I’ve contributed both primary (me) and secondary (articles on point) resources. How I feel about social isolation has been put out there on my Awesomely Astute blog. It’s personal, revelatory and critical. Is anyone out there? It would be great to have some dialogue as I believe my completed journal will be of historical interest in years to come. What are you thinking and feeling? What do you want from snap-back? Something new or same old same old that you didn’t much like before. How is the isolation experience for family members young and old and in-between? I’m new at this. Sister Julie has been helping me with the frustrating mechanics of a WordPress site for a first time blogger. Not shouting but whispering into the void.

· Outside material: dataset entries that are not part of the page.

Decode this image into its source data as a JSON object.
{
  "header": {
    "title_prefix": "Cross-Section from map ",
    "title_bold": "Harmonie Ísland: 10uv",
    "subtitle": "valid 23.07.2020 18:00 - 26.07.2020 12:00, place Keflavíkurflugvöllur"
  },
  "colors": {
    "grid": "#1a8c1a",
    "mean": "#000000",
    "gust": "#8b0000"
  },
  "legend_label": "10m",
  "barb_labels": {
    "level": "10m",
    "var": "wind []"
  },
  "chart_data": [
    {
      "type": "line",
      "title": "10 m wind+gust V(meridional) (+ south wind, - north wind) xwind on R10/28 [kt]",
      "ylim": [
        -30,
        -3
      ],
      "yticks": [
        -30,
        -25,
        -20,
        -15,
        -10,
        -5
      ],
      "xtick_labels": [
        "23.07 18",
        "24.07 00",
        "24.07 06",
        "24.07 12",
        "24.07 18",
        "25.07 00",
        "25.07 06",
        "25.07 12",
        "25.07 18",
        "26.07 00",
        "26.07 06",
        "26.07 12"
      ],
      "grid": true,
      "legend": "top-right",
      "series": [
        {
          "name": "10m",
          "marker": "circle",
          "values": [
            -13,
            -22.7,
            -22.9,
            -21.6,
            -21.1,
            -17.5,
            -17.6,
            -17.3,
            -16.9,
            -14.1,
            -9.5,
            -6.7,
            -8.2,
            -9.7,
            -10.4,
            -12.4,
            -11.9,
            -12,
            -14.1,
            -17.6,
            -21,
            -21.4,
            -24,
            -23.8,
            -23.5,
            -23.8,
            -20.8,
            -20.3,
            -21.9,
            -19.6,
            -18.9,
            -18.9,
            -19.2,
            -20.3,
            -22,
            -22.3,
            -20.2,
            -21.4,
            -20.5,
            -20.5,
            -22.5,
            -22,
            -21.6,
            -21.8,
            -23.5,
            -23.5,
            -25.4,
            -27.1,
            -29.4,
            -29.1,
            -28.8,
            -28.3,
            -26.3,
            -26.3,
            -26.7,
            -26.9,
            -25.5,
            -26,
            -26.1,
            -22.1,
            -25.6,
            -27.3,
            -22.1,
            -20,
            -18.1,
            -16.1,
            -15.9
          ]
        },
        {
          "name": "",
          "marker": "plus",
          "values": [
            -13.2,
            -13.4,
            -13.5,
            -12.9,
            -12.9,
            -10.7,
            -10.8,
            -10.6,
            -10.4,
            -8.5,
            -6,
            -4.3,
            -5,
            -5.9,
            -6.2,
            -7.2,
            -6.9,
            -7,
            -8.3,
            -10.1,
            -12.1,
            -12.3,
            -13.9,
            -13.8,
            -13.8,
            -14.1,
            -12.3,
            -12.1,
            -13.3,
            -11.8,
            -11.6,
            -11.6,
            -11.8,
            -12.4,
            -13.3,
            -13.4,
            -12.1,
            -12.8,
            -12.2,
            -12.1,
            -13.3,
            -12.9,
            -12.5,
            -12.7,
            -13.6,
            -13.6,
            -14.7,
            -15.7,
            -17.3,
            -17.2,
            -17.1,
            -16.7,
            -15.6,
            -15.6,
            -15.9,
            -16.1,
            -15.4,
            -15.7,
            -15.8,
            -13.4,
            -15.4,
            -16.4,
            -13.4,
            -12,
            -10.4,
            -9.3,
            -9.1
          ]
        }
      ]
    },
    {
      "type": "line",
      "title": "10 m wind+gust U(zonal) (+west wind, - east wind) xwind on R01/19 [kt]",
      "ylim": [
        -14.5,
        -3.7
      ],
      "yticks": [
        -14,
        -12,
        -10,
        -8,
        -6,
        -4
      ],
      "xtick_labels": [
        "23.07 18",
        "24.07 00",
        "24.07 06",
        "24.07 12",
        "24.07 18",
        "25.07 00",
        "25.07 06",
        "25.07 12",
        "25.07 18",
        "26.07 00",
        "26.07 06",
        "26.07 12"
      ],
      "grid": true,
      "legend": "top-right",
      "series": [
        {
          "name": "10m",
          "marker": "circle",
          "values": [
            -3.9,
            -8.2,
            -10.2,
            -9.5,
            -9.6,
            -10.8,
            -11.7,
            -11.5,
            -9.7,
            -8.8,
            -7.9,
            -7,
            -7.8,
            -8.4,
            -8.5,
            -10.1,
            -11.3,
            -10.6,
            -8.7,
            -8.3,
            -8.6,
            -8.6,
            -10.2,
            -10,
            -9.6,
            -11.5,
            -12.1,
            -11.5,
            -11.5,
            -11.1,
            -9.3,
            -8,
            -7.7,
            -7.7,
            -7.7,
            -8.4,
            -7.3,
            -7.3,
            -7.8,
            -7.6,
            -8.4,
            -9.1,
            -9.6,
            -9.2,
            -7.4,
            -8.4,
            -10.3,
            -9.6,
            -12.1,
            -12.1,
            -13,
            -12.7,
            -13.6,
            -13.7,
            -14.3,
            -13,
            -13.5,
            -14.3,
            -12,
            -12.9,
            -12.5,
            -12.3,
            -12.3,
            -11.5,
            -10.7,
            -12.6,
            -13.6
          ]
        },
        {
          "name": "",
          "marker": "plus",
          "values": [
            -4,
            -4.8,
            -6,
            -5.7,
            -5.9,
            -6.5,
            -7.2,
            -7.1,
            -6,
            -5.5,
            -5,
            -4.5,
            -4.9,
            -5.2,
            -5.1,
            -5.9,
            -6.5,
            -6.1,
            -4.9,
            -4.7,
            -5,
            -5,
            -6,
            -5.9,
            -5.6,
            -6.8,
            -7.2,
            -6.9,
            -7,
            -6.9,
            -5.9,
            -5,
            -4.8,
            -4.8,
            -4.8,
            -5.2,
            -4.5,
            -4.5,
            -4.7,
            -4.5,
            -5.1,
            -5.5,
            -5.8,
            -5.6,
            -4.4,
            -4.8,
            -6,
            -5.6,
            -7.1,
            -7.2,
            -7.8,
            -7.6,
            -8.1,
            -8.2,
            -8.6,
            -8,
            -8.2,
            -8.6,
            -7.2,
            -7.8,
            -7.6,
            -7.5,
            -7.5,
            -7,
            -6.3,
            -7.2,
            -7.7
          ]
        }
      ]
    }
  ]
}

Cases continue their slide with 12 additional for the nation (total 6,675) but with 79 deaths. NSW has only 7 of these new cases for a total of 2,986 and 35 deaths. Globally more than 2.7 million cases and 191,228 deaths. The US accounts for nearly 50,000 deaths.

Enjoy a very different Anzac Day 2020 tomorrow.

Day 33 Thursday 23rd April

The Ruby Princess left Port Kembla this afternoon with 500 crew members. 10% of all Australian COVID-19 cases were passengers on this ship. Along with this welcome departure inquiry season has begun: federal government response to the virus, the Ruby Princess saga, WHO capability to investigate disease outbreaks. These inquiries take the form of what was done, by whom, when and what was not done that should have been. The government has kindly developed an app for detections and tracing, but many have privacy concerns about it, with little trust concerning government surveillance.

Teasers abound for an easing of restrictions forecast for the near future if we continue to behave ourselves. Big business is lobbying for snapback initiatives to be neoliberal policies, flogging corporate tax cuts, deregulation and lower wages, but with little thought for where economic growth will come from. We are likely to rely heavily on the services sector, particularly health and social care, providing one in seven jobs. The Reserve Bank’s Philip Lowe predicts the economy to contract 6% and bounce 6-7% next year, with unemployment peaking at 10%.

Meanwhile, I remain in isolation but for pup walks and occasional groceries. I’m reading lots and today posted a blog message in support of my sister Julie’s countdown approach to mortality and timely expression. The Illawarra Socratic Society continues to feed me topical philosophical opinion pieces which I devour. I have surprised myself that I have not taken on those big projects of exercise and decluttering I thought I would with so much time ostensibly available.

Today we have only 12 more cases in Australia (total 6,661) and 75 deaths. A total of 466,000 tests have now been conducted. NSW acquired 5 of these new cases for a total now just creeping to 2,976 with 34 deaths. World totals are now over 2.6 million cases and 184,268 deaths.